Au début du XXIe siècle, nul désarroi moral ne divise Ada, jeune fille surdouée, parfois froidement impulsive, qui déteste son corps, ni Alev, jeune cynique à la sombre beauté, qui la séduit par son intelligence « anti-humaine »[3].
— Alev : « Ce qu’il y a de bien dans la vie, c’est qu’on n’a plus rien à perdre une fois qu’on a admis que tout cela finira tôt ou tard. Tu sors du néant, tu nais, tu bouffes, tu fais l’amour, tu fais la guerre, terminé. Tant qu’on ne prend pas ça trop au sérieux, on n’a absolument rien à craindre. […] Où est le problème ? »[4]
— Ada : « Tu ne désires rien ? Un métier ? Une femme ? »[5]
Ada pressent l’importance de la question du désir et du sens de la vie, mais elle reste en panne dans ce champ, car elle refuse de se poser des questions et de chercher des raisons aux actes : « le cerveau donn[e] des ordres et le corps les exécut[e]. Il suffi[t] de ne pas se poser de questions »[6].
Or, nul désir ne peut advenir sans division du sujet ni sans cause. Ada se fera donc l’instrument du jeu pulsionnel d’Alev. Ada n’a rien contre la morale, mais elle refuse que celle-ci puisse affecter son corps dans une société où « les valeurs sont devenues des critères et la morale une norme industrielle […] pendant qu’à quelques heures de vol des mondes entiers […] explosent »[7].
Réponse de la jeune fille aux idéaux obsolètes transmis par les adultes donc.
Quels adultes ?
Il y a les parents qui ont imprimé leur marque sur leurs enfants : Juli Zeh en dresse finement les portraits féroces.
Et, il y a les professeurs qui succèdent aux parents. Deux d’entre eux sont essentiels dans le drame qui va se nouer : Höfi et Smutek, dans les classes desquels on débat de la société et de L’homme sans qualités – deux hommes qui ont cette qualité d’aimer leur femme.
Höfi professeur d’histoire, vieux misanthrope bourru, ne mâche pas ses mots. Pas aimé, mais respecté par les élèves, il incarne pour eux une contradiction dialectique. Son suicide, après la mort de son épouse malade, signera la disparition du savoir en tant que médiateur.
Smutek, jeune émigré polonais, aux idéaux dépassés, professeur d’allemand, organise des activités sportives, la course à pied par exemple où Ada excelle.

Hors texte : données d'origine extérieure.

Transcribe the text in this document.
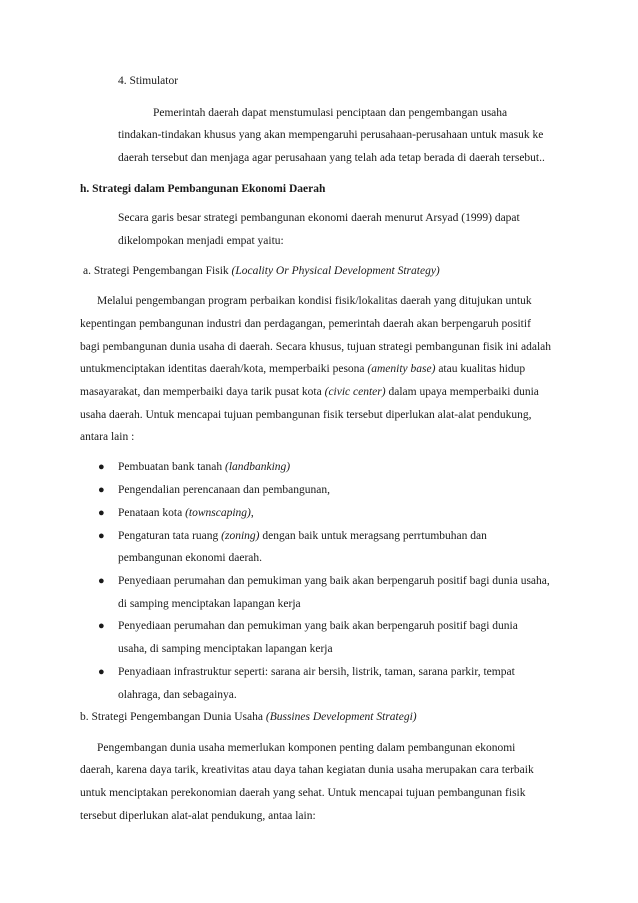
4. Stimulator
Pemerintah daerah dapat menstumulasi penciptaan dan pengembangan usaha
tindakan-tindakan khusus yang akan mempengaruhi perusahaan-perusahaan untuk masuk ke
daerah tersebut dan menjaga agar perusahaan yang telah ada tetap berada di daerah tersebut..
h. Strategi dalam Pembangunan Ekonomi Daerah
Secara garis besar strategi pembangunan ekonomi daerah menurut Arsyad (1999) dapat
dikelompokan menjadi empat yaitu:
a. Strategi Pengembangan Fisik (Locality Or Physical Development Strategy)
Melalui pengembangan program perbaikan kondisi fisik/lokalitas daerah yang ditujukan untuk
kepentingan pembangunan industri dan perdagangan, pemerintah daerah akan berpengaruh positif
bagi pembangunan dunia usaha di daerah. Secara khusus, tujuan strategi pembangunan fisik ini adalah
untukmenciptakan identitas daerah/kota, memperbaiki pesona (amenity base) atau kualitas hidup
masayarakat, dan memperbaiki daya tarik pusat kota (civic center) dalam upaya memperbaiki dunia
usaha daerah. Untuk mencapai tujuan pembangunan fisik tersebut diperlukan alat-alat pendukung,
antara lain :
● Pembuatan bank tanah (landbanking)
● Pengendalian perencanaan dan pembangunan,
● Penataan kota (townscaping),
● Pengaturan tata ruang (zoning) dengan baik untuk meragsang perrtumbuhan dan
pembangunan ekonomi daerah.
● Penyediaan perumahan dan pemukiman yang baik akan berpengaruh positif bagi dunia usaha,
di samping menciptakan lapangan kerja
● Penyediaan perumahan dan pemukiman yang baik akan berpengaruh positif bagi dunia
usaha, di samping menciptakan lapangan kerja
● Penyadiaan infrastruktur seperti: sarana air bersih, listrik, taman, sarana parkir, tempat
olahraga, dan sebagainya.
b. Strategi Pengembangan Dunia Usaha (Bussines Development Strategi)
Pengembangan dunia usaha memerlukan komponen penting dalam pembangunan ekonomi
daerah, karena daya tarik, kreativitas atau daya tahan kegiatan dunia usaha merupakan cara terbaik
untuk menciptakan perekonomian daerah yang sehat. Untuk mencapai tujuan pembangunan fisik
tersebut diperlukan alat-alat pendukung, antaa lain:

Il est conquis par Ada, mais il mettra le temps pour s’en apercevoir, car il se croit heureux avec sa femme – jusqu’à ce que celle-ci tente de se suicider et plonge dans une dépression grave laissant Smutek seul face à son désarroi.
Durant les entraînements sportifs, une conversation se noue entre Smutek et Ada qui a sauvé de la noyade la femme de Smutek. Las ! Chaque détail en est rapporté par Ada à Alev qui avance ses pions comme sur un échiquier : quand Smutek commet un faux pas provoqué par Ada, Alev est là, les photographie et envoie les photos par mail à Smutek. Dans quel but ? Aucun, sinon celui-ci : que le jeu pervers continue.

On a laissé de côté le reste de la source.